Imagine you buy a property with the intention of moving in, but there is a tenant whose lease doesn’t expire for another 6 months so you keep renting and wait for them to move out so you can move in.
What are the CGT consequences of this?
Well, that property will always be subject to CGT as you did not move in straight after purchase.
But all is not lost because CGT will be minimal to almost nil where you remain living in the property for a number of years. Furthermore 3rd element cost base expenses can be used to reduce CGT even further.
Homer buys 123 Smith Street, but the contract indicates it is not vacant possession. It will come with a tenant with 6 months left on the lease.
Contracts signed on 1 July 2019, but Homer doesn’t move in until 1 Jan 2020, with a hangover.
Let’s say Homer sells that property in 2030, signing contracts on 1 July.
Will he pay CGT?
He might, but it may be a very small amount.
The first thing to consider is work out the time period it was rented as a percentage of the total ownership period.

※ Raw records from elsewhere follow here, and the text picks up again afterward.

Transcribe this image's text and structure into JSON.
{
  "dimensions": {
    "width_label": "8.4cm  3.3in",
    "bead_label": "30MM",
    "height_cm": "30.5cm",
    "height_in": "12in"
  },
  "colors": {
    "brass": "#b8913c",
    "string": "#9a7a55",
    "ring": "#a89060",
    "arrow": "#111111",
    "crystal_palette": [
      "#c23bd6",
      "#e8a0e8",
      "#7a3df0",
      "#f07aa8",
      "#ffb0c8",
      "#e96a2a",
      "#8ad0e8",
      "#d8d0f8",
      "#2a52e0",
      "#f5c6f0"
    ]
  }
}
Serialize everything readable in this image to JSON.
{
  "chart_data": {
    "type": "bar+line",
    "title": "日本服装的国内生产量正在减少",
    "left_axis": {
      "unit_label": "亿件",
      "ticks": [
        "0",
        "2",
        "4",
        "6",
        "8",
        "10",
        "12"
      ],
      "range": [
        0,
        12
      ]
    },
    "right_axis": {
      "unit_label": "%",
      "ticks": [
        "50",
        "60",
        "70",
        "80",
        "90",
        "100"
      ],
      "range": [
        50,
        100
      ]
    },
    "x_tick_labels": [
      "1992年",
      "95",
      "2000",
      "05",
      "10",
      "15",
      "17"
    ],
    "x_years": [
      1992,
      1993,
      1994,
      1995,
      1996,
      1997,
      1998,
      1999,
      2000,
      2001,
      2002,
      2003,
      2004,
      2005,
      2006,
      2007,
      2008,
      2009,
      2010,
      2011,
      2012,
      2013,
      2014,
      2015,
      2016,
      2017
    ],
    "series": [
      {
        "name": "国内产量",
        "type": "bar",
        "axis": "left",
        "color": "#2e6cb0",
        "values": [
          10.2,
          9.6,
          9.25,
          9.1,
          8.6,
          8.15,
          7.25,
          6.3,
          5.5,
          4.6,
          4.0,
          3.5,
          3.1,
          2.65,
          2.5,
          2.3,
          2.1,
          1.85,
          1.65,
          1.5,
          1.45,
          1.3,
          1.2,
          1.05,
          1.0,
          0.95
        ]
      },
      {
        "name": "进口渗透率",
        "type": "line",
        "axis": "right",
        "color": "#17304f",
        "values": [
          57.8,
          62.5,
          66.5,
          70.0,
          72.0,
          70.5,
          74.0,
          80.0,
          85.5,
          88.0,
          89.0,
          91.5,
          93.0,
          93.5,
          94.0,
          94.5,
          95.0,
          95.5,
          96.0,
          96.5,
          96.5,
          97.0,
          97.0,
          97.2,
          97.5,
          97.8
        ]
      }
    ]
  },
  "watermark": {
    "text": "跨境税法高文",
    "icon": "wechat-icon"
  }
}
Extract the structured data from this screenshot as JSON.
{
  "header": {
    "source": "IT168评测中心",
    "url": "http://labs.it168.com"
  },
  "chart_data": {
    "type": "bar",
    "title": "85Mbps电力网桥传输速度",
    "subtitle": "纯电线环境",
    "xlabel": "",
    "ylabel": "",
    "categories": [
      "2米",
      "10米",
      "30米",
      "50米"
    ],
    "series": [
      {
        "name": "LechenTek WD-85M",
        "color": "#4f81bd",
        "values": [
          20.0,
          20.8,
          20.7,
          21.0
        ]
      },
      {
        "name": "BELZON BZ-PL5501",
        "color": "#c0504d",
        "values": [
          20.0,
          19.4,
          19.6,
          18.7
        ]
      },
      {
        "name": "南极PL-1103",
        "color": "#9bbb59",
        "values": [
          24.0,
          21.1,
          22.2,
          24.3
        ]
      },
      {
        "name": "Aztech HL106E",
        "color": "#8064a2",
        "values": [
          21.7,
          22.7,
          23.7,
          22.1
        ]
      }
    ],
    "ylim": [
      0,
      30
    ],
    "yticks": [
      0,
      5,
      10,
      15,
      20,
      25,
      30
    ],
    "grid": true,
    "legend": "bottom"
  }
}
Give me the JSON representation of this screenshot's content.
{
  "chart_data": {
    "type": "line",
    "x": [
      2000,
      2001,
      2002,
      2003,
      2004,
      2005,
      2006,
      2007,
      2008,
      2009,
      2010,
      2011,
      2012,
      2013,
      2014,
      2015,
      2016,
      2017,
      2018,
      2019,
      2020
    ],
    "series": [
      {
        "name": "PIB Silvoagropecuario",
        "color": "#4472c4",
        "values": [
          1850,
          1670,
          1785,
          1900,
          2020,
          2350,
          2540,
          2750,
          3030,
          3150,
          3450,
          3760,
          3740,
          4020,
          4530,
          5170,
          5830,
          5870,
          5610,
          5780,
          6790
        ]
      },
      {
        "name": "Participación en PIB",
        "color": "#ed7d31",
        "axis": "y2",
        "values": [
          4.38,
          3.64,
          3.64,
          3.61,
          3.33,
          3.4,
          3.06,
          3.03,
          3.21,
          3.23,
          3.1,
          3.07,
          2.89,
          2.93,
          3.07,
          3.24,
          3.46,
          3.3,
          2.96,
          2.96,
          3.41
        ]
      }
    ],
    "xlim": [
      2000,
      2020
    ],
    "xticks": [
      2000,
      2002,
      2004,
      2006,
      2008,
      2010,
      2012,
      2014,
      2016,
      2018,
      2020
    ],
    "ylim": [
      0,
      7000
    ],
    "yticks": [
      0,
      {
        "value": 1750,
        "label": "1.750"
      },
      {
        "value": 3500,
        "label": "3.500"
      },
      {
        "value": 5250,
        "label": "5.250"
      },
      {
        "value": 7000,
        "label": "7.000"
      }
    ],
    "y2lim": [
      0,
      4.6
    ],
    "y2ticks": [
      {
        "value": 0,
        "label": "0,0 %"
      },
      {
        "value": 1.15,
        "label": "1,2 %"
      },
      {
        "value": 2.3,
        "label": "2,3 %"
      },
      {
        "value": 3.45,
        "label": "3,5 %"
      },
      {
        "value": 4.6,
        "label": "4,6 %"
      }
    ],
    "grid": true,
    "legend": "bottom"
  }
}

6 months/132 months = 4.5%.
So, at the most the capital gain would be 4.5% x 50% x the gain or 2.27% of the gains on the property. Bugger all – note the 50% is the 50% CGT discount applied for holding the property more than 12 months.
But before this is done, the cost base has to be worked out. The capital gains is the sale proceeds less the cost base.
The cost base expenses include buying and selling costs and, importantly, the interest, rates, repairs and costs while living in the property can be taken into account here and they will further reduce any CGT, potentially bring it down to nil as over 11 years these costs would add up.